Fakta Aneh Tapi Nyata, Kenapa Kita Ngerasa Waktu Makin Cepat Berlalu Saat Dewasa?
- https://pixabay.com/illustrations/time-clock-head-woman-face-view-1739629/
Lifestyle, VIVA Bali – Pernah nggak, kamu merasa baru kemarin tahun baru, tapi sekarang tiba-tiba sudah masuk pertengahan tahun? Atau merasa akhir pekan hanya kedip sebentar, lalu Senin datang lagi tanpa ampun? Kalau kamu sering merasa seperti itu, kamu nggak sendirian. Banyak orang dewasa merasakan hal serupa—seolah waktu berlalu jauh lebih cepat dibanding saat mereka masih kecil. Padahal jam di dinding tetap berdetak dengan kecepatan yang sama. Lantas, apa yang sebenarnya terjadi?
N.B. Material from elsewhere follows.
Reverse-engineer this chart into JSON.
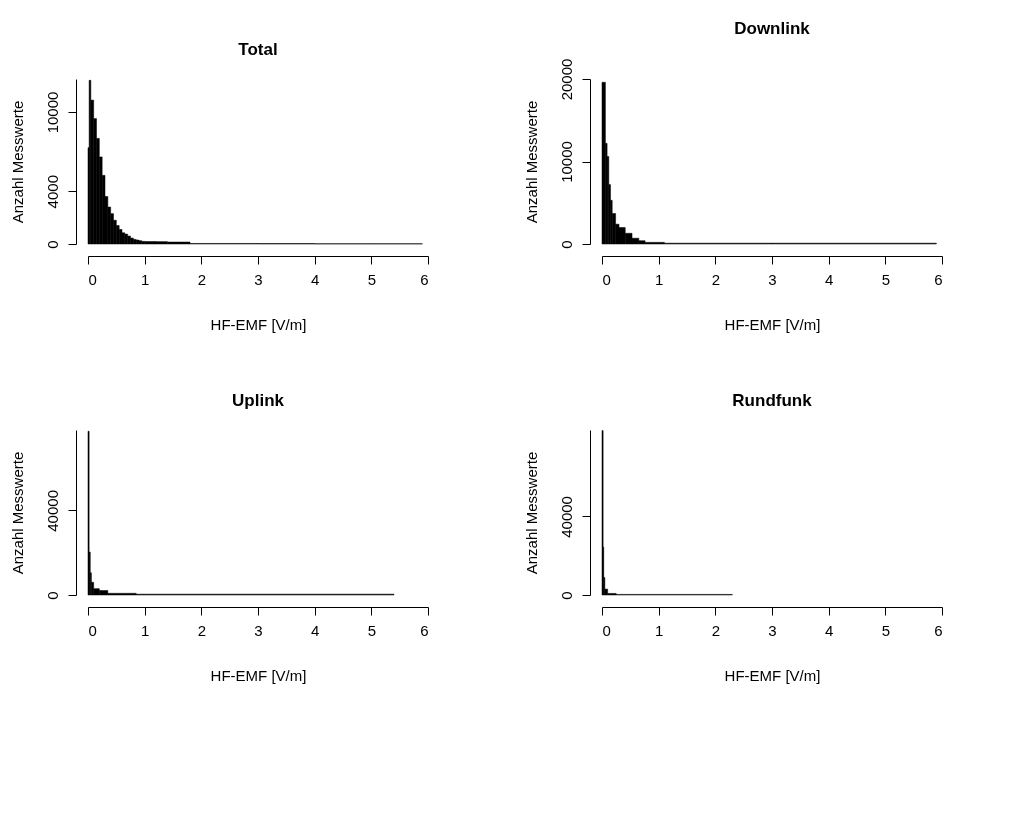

Saat masih anak-anak, dunia terasa begitu luas, penuh warna, dan setiap harinya penuh kejutan. Liburan sekolah seolah berlangsung selama berbulan-bulan, dan menunggu ulang tahun seperti perjalanan panjang yang tak berujung. Namun, ketika dewasa, waktu terasa mengecil. Hari kerja berlalu dalam kabut rutinitas, akhir pekan menguap tanpa terasa, dan tahun demi tahun lewat seperti siluet yang hanya kita lirik sekilas. Fenomena ini bukan cuma perasaan semata—ada penjelasan ilmiah dan psikologis di baliknya.
Salah satu alasan utamanya adalah cara otak kita memproses dan menyimpan memori. Saat kecil, kita mengalami banyak hal untuk pertama kali: pertama kali naik sepeda, pertama kali ke sekolah, pertama kali punya sahabat. Otak merekam semua itu dengan detail dan dalam jumlah banyak. Semakin banyak memori baru yang kita bentuk, semakin penuh waktu terasa ketika kita mengingatnya kembali. Sebaliknya, saat dewasa, hidup seringkali dipenuhi rutinitas. Pergi ke kantor dengan rute yang sama, mengerjakan tugas yang serupa, dan menjalani hari-hari yang kurang memberikan pengalaman baru. Akibatnya, otak merekam lebih sedikit, dan waktu terasa "kosong". Kita pun merasa hari-hari berjalan begitu cepat.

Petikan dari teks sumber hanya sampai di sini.